Edmonton, a city that Vancouverites almost universally deride as
uncivilized and backward -- we have sushi they have cattle and oil! --
has had bilingual Mandarin-English programs from K-12 for 26 years,
with 13 schools and thousands of children learning Mandarin and
English on a 50/50 basis. There is a healthy mix of children who spoke
Chinese and English as toddlers before entering these programs in
kindergarten, so that kids in their daily interactions feel that the
two languages are equally useful and important and feel motivated to
learn both. Every time I mention to a Vancouverite that Edmonton has
had these programs for over a quarter of a century, and ask them how
many schools in Vancouver have such programs, they assume that we have
such a progressive city that we must have dozens. We have none.
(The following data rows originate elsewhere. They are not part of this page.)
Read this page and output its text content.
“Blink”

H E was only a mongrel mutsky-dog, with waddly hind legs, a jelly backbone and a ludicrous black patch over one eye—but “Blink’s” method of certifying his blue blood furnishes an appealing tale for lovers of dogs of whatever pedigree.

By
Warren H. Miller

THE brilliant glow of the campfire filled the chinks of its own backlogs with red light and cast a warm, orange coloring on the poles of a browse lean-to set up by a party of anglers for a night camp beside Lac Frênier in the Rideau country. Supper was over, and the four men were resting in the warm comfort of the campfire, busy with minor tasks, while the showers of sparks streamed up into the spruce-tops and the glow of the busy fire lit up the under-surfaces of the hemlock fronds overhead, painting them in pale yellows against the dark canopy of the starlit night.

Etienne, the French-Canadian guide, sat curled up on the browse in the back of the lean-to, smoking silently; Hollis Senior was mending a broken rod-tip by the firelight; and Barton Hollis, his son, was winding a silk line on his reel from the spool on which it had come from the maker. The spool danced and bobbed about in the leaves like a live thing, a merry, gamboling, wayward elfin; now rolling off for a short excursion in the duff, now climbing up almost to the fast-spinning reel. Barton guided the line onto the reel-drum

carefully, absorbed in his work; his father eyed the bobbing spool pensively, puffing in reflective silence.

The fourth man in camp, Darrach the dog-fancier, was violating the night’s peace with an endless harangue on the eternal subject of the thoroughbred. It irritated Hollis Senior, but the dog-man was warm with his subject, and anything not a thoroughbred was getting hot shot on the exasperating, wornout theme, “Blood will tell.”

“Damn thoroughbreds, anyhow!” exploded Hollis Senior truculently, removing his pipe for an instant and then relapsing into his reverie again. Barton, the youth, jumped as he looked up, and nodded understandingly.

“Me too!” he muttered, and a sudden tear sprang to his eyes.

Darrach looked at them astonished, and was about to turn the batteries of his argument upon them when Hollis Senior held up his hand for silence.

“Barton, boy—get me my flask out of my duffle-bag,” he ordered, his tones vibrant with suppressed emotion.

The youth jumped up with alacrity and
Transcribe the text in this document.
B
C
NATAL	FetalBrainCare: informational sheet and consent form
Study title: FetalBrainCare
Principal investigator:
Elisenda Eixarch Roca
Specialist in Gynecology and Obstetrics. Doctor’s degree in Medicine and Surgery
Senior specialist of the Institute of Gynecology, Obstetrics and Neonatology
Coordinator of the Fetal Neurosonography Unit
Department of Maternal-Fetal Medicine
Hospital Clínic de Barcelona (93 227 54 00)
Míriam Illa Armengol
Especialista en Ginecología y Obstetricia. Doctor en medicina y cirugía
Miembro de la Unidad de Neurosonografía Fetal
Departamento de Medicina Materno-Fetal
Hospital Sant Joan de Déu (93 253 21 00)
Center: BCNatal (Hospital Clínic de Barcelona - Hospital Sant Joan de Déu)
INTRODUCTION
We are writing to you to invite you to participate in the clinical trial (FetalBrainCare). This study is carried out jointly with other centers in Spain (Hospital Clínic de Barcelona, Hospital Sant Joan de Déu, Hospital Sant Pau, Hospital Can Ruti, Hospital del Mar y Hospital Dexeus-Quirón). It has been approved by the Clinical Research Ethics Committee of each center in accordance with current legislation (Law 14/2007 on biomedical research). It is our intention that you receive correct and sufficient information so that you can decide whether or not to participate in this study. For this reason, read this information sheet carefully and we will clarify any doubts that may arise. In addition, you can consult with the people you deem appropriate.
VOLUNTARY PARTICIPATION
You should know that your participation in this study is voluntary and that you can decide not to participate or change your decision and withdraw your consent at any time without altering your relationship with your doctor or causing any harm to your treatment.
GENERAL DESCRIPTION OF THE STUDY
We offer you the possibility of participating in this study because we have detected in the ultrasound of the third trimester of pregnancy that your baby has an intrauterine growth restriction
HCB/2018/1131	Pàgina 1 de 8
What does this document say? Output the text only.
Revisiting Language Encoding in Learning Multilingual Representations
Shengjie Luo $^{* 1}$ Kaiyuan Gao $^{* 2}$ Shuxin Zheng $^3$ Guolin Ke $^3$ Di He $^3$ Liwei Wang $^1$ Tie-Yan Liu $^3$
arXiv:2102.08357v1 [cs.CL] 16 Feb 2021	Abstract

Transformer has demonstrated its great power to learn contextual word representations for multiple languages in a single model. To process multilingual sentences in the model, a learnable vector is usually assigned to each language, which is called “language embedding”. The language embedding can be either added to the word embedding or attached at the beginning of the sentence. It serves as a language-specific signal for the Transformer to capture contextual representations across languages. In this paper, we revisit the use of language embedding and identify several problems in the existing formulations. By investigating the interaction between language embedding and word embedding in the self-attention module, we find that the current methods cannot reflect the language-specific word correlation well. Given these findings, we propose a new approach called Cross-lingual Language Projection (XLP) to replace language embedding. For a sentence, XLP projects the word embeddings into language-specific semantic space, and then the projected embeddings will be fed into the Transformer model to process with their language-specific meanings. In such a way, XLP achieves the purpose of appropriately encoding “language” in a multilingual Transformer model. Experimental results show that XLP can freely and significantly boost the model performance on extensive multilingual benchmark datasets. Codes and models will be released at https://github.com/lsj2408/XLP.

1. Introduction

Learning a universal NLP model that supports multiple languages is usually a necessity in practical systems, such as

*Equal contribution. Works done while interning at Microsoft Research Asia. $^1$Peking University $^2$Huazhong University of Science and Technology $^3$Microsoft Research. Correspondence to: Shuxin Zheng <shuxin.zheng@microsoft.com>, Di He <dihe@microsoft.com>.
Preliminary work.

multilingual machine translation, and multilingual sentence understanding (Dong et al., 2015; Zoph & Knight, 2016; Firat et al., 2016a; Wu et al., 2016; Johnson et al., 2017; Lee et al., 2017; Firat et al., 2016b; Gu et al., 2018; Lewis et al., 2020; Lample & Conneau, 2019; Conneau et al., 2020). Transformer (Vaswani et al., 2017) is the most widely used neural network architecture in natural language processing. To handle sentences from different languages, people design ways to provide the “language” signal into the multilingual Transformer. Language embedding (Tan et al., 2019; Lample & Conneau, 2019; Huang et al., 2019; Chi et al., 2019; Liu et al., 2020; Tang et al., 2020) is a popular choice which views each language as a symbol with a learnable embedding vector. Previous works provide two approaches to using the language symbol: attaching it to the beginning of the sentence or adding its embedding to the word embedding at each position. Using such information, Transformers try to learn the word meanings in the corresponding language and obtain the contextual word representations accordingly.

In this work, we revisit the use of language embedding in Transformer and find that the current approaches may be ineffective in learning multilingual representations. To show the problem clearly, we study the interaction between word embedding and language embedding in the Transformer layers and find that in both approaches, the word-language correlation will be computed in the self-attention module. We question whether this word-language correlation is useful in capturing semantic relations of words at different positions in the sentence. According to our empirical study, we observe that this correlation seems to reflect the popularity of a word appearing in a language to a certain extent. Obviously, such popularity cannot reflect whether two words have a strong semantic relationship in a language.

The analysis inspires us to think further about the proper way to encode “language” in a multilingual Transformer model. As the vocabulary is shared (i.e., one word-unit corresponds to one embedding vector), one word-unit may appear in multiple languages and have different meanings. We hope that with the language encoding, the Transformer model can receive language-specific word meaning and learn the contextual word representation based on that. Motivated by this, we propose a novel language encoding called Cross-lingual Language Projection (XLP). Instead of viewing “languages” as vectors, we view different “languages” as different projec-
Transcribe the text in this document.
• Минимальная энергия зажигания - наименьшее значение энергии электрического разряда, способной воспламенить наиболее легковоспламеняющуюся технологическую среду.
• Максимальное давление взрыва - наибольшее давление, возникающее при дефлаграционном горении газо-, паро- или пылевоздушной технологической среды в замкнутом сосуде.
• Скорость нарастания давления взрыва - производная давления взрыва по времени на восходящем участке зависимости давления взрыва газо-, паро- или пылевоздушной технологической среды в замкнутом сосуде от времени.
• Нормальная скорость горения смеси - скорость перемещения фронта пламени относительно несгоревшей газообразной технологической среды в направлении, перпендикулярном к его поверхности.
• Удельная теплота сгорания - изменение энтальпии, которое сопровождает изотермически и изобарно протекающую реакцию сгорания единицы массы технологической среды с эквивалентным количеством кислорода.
Beginning in fall 2010, after the Olympics, the school boards of
Coquitlam, Vancouver, and Burnaby will begin early start Mandarin
programs. Only Coquitlam has made its program open to all learners.
Vancouver and Burnaby have made the mistake of limiting entrance to
English speakers only. These classes need kids who can speak Mandarin.
Decades of scholarly research has shown that without Mandarin speakers
in the classroom, English speakers will not effectively learn how to
speak Chinese. Like my 10 years of French from Grade 3 to Grade 12,
not having native French speakers in the classroom led to a stunted
language learning experience.

We are undergoing a not-so-quiet revolution in this city. The daily
circulation of our Chinese language newspapers dwarf the readership of
The Vancouver Sun and Province, and our common future will be
determined in a variety of languages, both English and non-English. If
we cannot cure ourselves of the colonial legacies of making our
children monolingual in English, we will stunt the next generation and
waste the incredible human capital that we welcome each year to out
shores.

Henry Yu is a professor of history at the University of British of
Columbia. He was born in Vancouver and graduated from UBC, the son of
immigrants from China, but also the fourth generation great-grandson
of Chinese migrants who came to B.C. in the 19th century.